Ihn Yohan, lawmaker of the main opposition People Power Party, holds a press conference at the National Assembly in Seoul, Wednesday. Yonhap
Rep. Ihn Yohan of the main opposition People Power Party (PPP) announced his resignation on Wednesday, calling for the nation to overcome "unfortunate events" following a failed martial law bid by former President Yoon Suk Yeol.
The sudden resignation of Ihn, who won a proportional seat in the April 10 general elections last year, came as the PPP has been divided over the aftermath of martial law.
"I wish to wrap up my year and a half of parliamentary activities and return to my original profession," Ihn, the first foreigner to pass the country's medical licensing examination and the first special naturalized citizen, told reporters.
"Starting with myself, I am giving up all my vested interests and returning to my field to contribute to national unity and development," he added.
Ihn, who had been closely aligned with Yoon, said South Korea must work to overcome the "unfortunate events" that have unfolded since Yoon's failed martial law bid last December.
Yoon's martial law attempt and his subsequent impeachment have left the PPP in disarray, triggering internal divisions and weakening its stature as the main opposition party.
"Politics driven solely by partisanship exhausts the public and is an obstacle to national progress," he said, stressing that "true national unity is achieved only when we break away from black-and-white thinking."

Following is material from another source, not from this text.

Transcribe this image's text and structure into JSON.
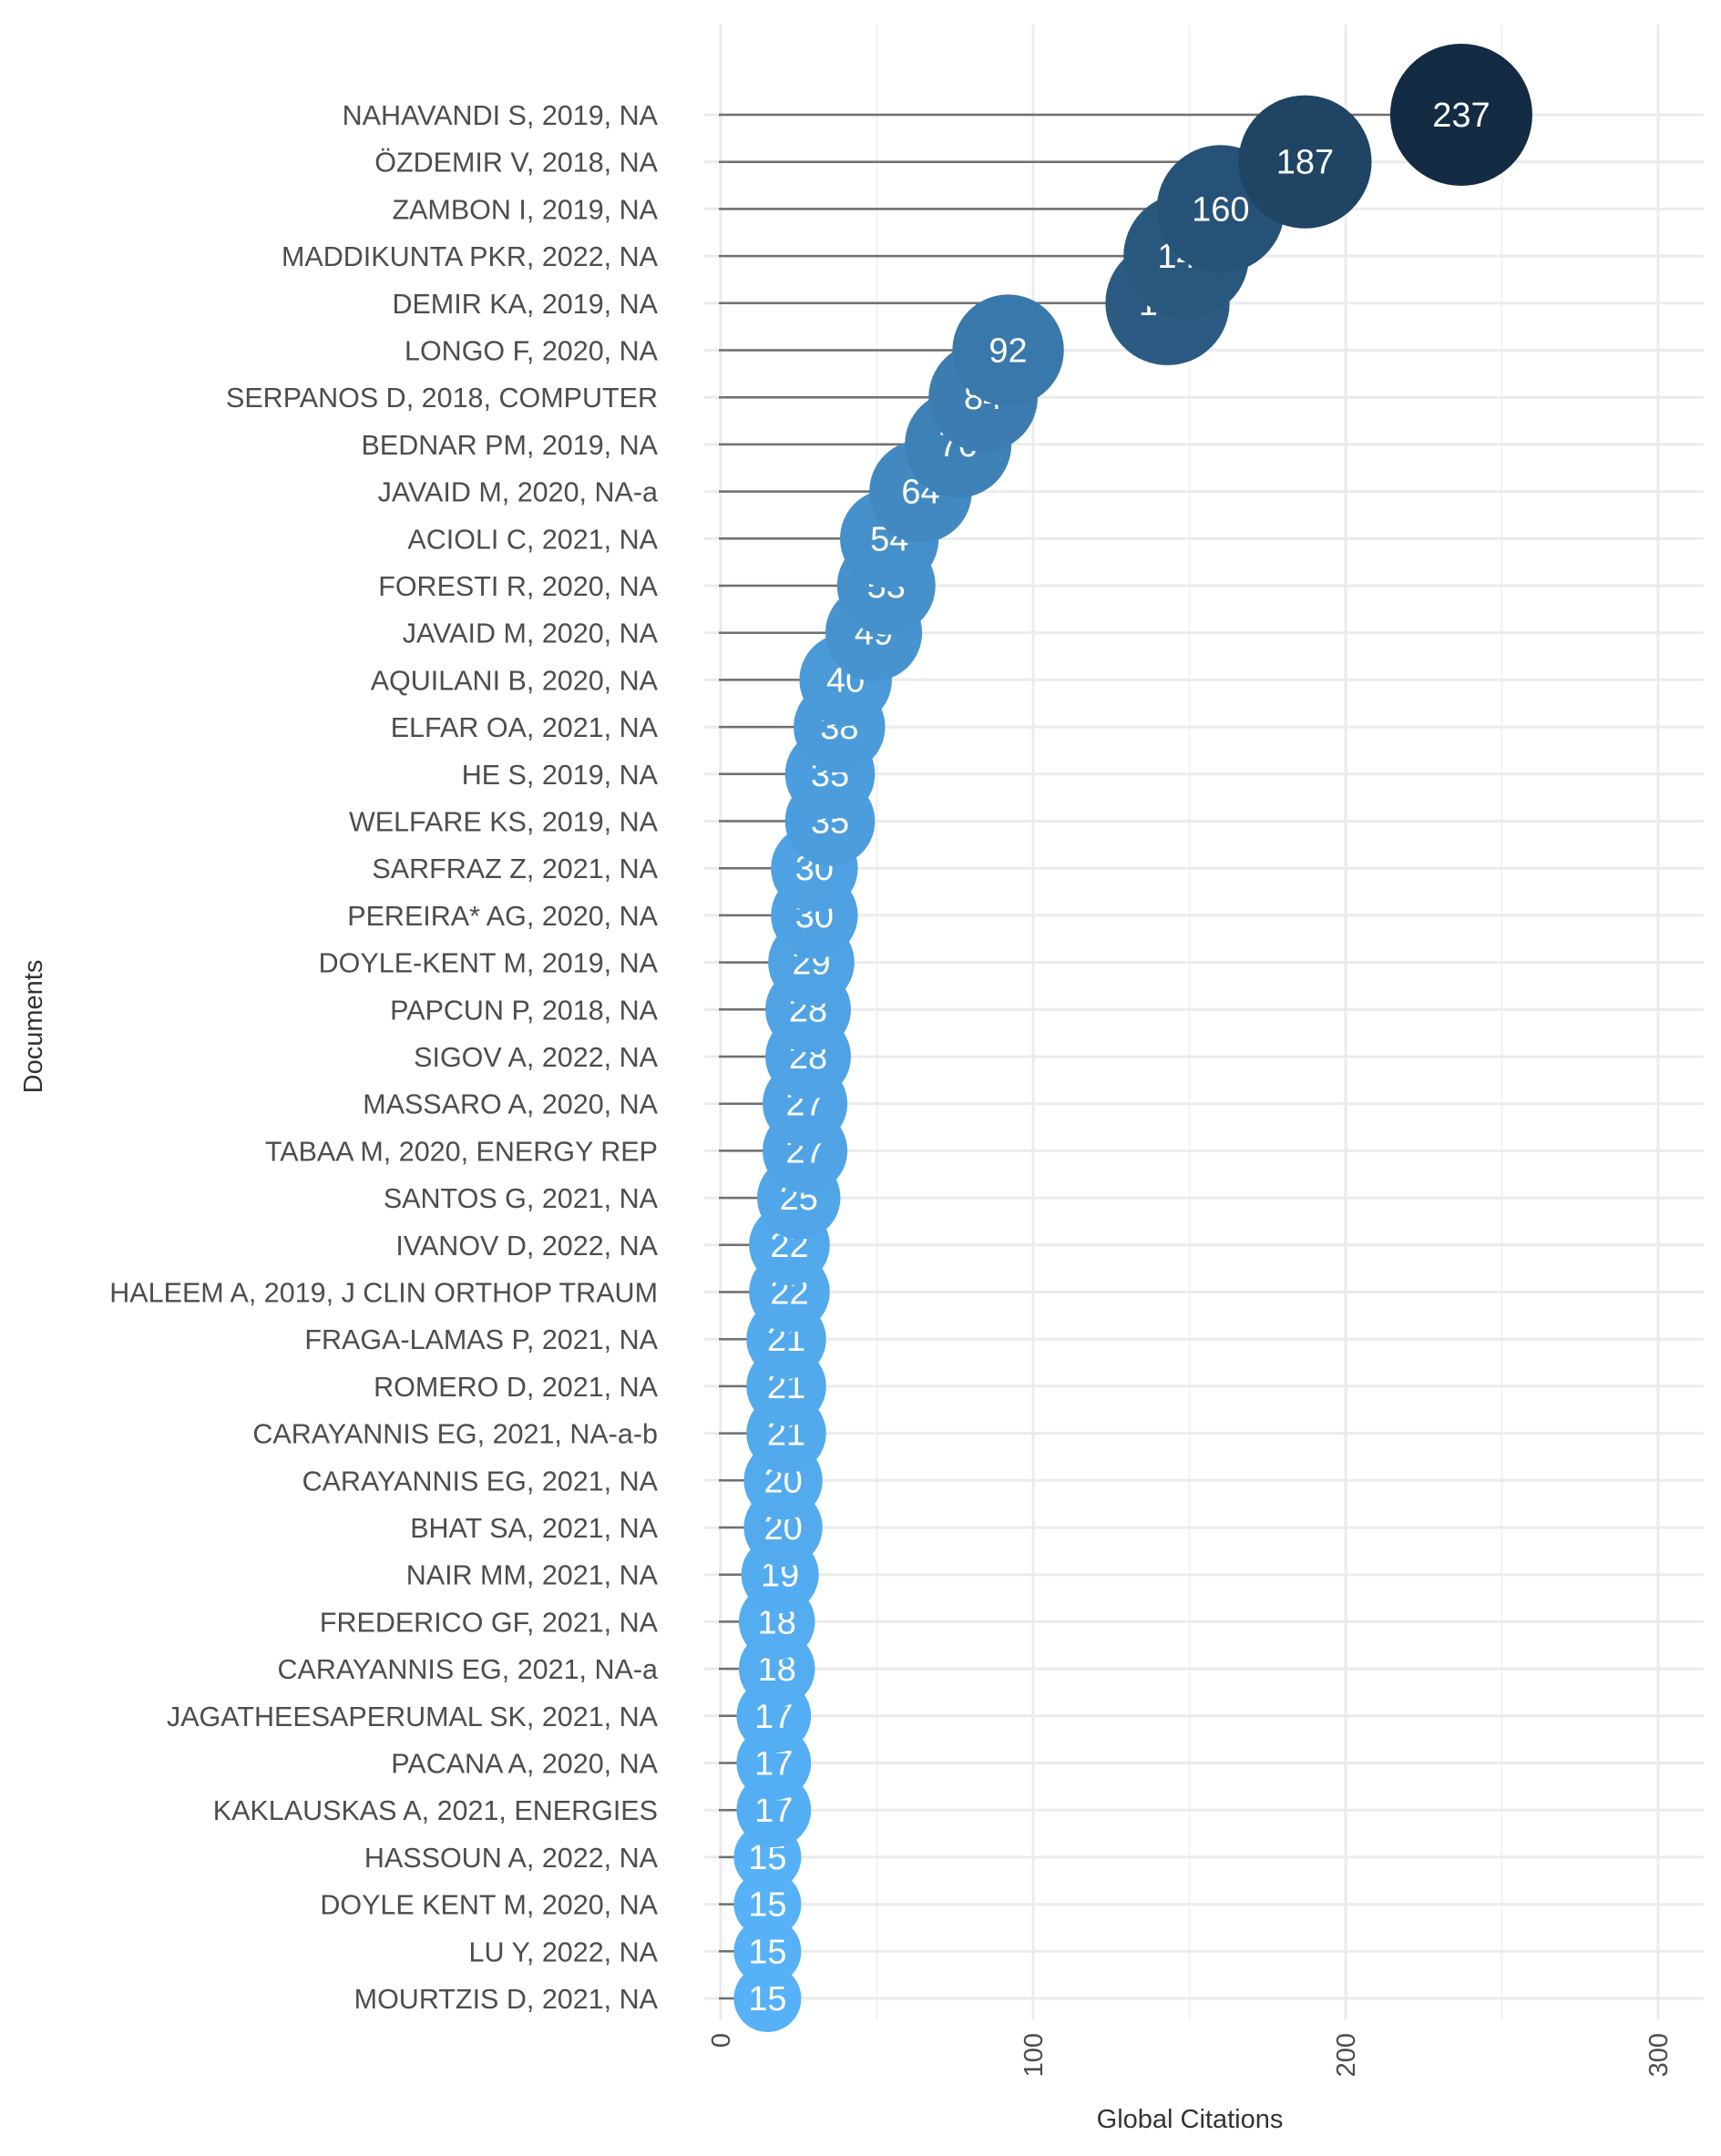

PPP leader Jang Dong-hyeok had attempted to dissuade the physician-turner-lawmaker, but Ihn appears to have felt "frustration and a sense of helplessness as he could not pursue the politics he envisioned," according to PPP lawmaker Shin Dong-wook.
With Ihn's departure, Rep. Lee So-hee, who is next in line on the proportional representation list, will take over the parliamentary seat.
Ihn was appointed head of the PPP's innovation committee in October 2023 under the Yoon administration but stepped down just 42 days later.
Fluent in Korean, using the dialect of the Jeolla region in the southern part of the country, Ihn, also known by his English name John A. Linton, was granted South Korean citizenship as a "foreign special contributor" in 2012.
A great-grandson of American missionary Eugene Bell, Ihn was born in 1959 in Suncheon, 290 kilometers south of Seoul, in South Jeolla Province, a traditional stronghold of the progressive bloc.
After graduating from Yonsei University College of Medicine, he obtained a medical license in 1987. Prior to entering politics, he had served as the chairman of Severance Hospital International Health Care Center in Seoul since 1991.
His grandfather, William Linton, was a missionary who devoted most of his life to exposing Japan's 1910-45 colonial rule of the Korean Peninsula to the outside world.
Ihn's father, Hugh Linton, was a U.S. Navy officer who participated in the Incheon Landing Operation that saved South Korea from the brink of defeat and decisively turned the tide of the 1950-53 Korean War. The war ended in a truce, not a peace treaty, leaving the peninsula still technically in a state of conflict.